ACL / SD support

John E. Malmberg wb8tyw at qsl.net
Tue Feb 15 06:19:26 GMT 2000


I mis-understood at first what Michael Stockman wrote when he wrote that he
was "Starting with the ACL part".

I had jumped to the incorrect conclusion that by the ACL part, he was
implementing a method of storing security descriptors that the SMBD would
honor and display and allow modifications from Windows clients.  This is why
I was curious about the storage of these.  Since I was on the wrong track,
that does not matter.


Michael Stockman <pgmtekn-micke at algonet.se> wrote:
> John Malmberg wrote:
> > I would recommend representing the HIDDEN, READONLY, and SYSTEM
> > attributes as one of these special meaning values.
> >
> > I noted in earlier post (SURS thread) that mapping the READONLY
> > attribute to the UID based protection has problems if you allow a
> > user to toggle it to allow writing to the file.  Representing this as a
> > special identity solves this problem, while adding another, in this
> > case, that the host system will not neccessarily honor it.
>
> I don't quite follow you.

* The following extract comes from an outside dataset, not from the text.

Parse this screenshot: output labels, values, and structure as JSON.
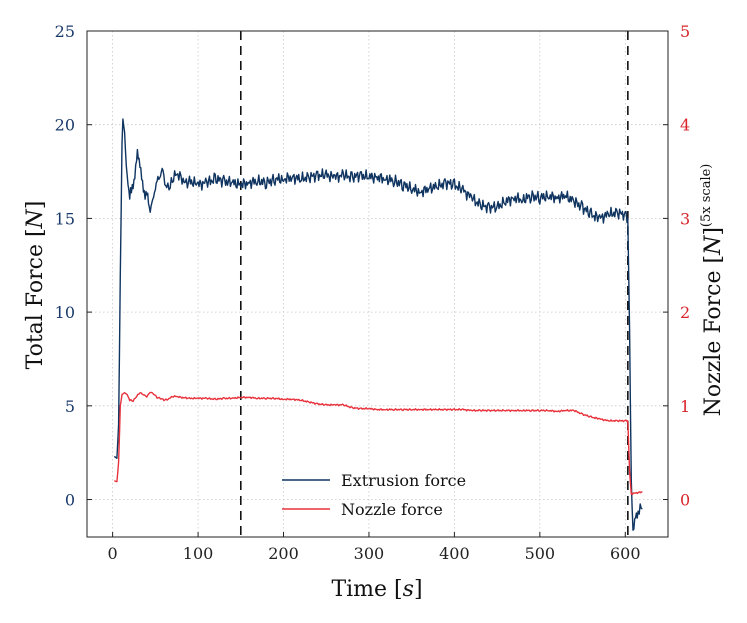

I should perhaps point out that samba cannot
> alter your unix system and support more than it can.
> Second, are attributes stored in the ACL/SD? I don't think I've seen
> it on NT and I doubt on unix.

An ACL list is just one way to store extended file attributes.  Primarily
they are used to store security information, but they are not limited to
that function.

I will admit that most of the user interfaces are limited to displaying and
manipulating this information.  The programming API however allows access to
the other functionality.

If you make the ACE look like a security entry even when it is not used for
that, then the existing file security manipulation commands can be used to
modify it instead of needed a separate program.  The trade off is that you
use multiple ACEs that are easy to read instead of an ACE that the standard
utilities report as application specific in uniterpreted hex codes.


The method that SAMBA uses to map the DOS attributes into a protection mask
introduces a small security hole if it is followed in OpenVMS.

In OpenVMS, the eXecute permission, allows that class of users to run a
program or command file (shell script), even if they do not have read access
to it.  It also allows access to files in a directory if you know the
filename when you do not have read access to the directory.


For the HIDDEN and SYSTEM attributes, on a host platform that supports ACLs,
this is the obvious place to store them and not introduce security
anomilies.

The READONLY attribute is still problematic if you allow the user to clear
it.  For a protection mask, you have no information on what it is safe to
write enable.

If you store as an ACE that is part of an ACL and the host operating system
does not already have a READONLY equivalent builtin right, then you have to
decide if you want to add the READONLY right to all the accounts.  If you do
not, then those accounts will not be restricted by the READONLY
characteristics.


> > If it is desired to have the state of the following attributes
> > reported and or updated from a Windows system, then
> > they can also be represented as special meaning values:
> >
> > sticky, setuid, setgid, manditory locking, append only, etc...
>
> If I'm correct, you want samba to check for these file attributes and
> have samba create ACL entries with special users in case they are
> there? If so, you don't need special values, you need ordinary users
> that are interpreted specially in the read and write SD functions,
> because NT must know the user. Your suggestion counts as a hack.

Yes, it is a hack.  One that could be useful to some, but heresy to others.

NT does not need to know the user, it is simply a name associated with a
unique number with properties that SMBD returns in a way that can be
interpreted the lanman client.

However as those attributes listed above are not present on an OpenVMS
filesystem, I do not have much energy on this issue.


I also notice that there is a LINUX file system that supports compression.
It could be a hack to report and allow setting of the compression when an NT
system is accessing it, as that is one of the attributes that NT supports.

Of course there is always the trade off between feature creep, and deadlines
for a stable release.

> > A default protection and inheritance type is needed.  This is
> > implemented in NT 4.0 SP4.  The commands to display and
> > manipulate this are in W2K or a patch kit for NT 4.0.

> I don't quite see what you are asking for.

> > How does the Security Descriptor information get
> > propagated to a new version of a file when using
> > a native UNIX utility such as VI or EMACS?
>
> I don't see what you mean.
>
Now that I understand what you are doing, I agree that it is not relevant.

It would only be relevant if you were mapping a host ACL system behavior to
NT ACL behavior, or adding an ACL system to a UNIX or LINUX filesystem.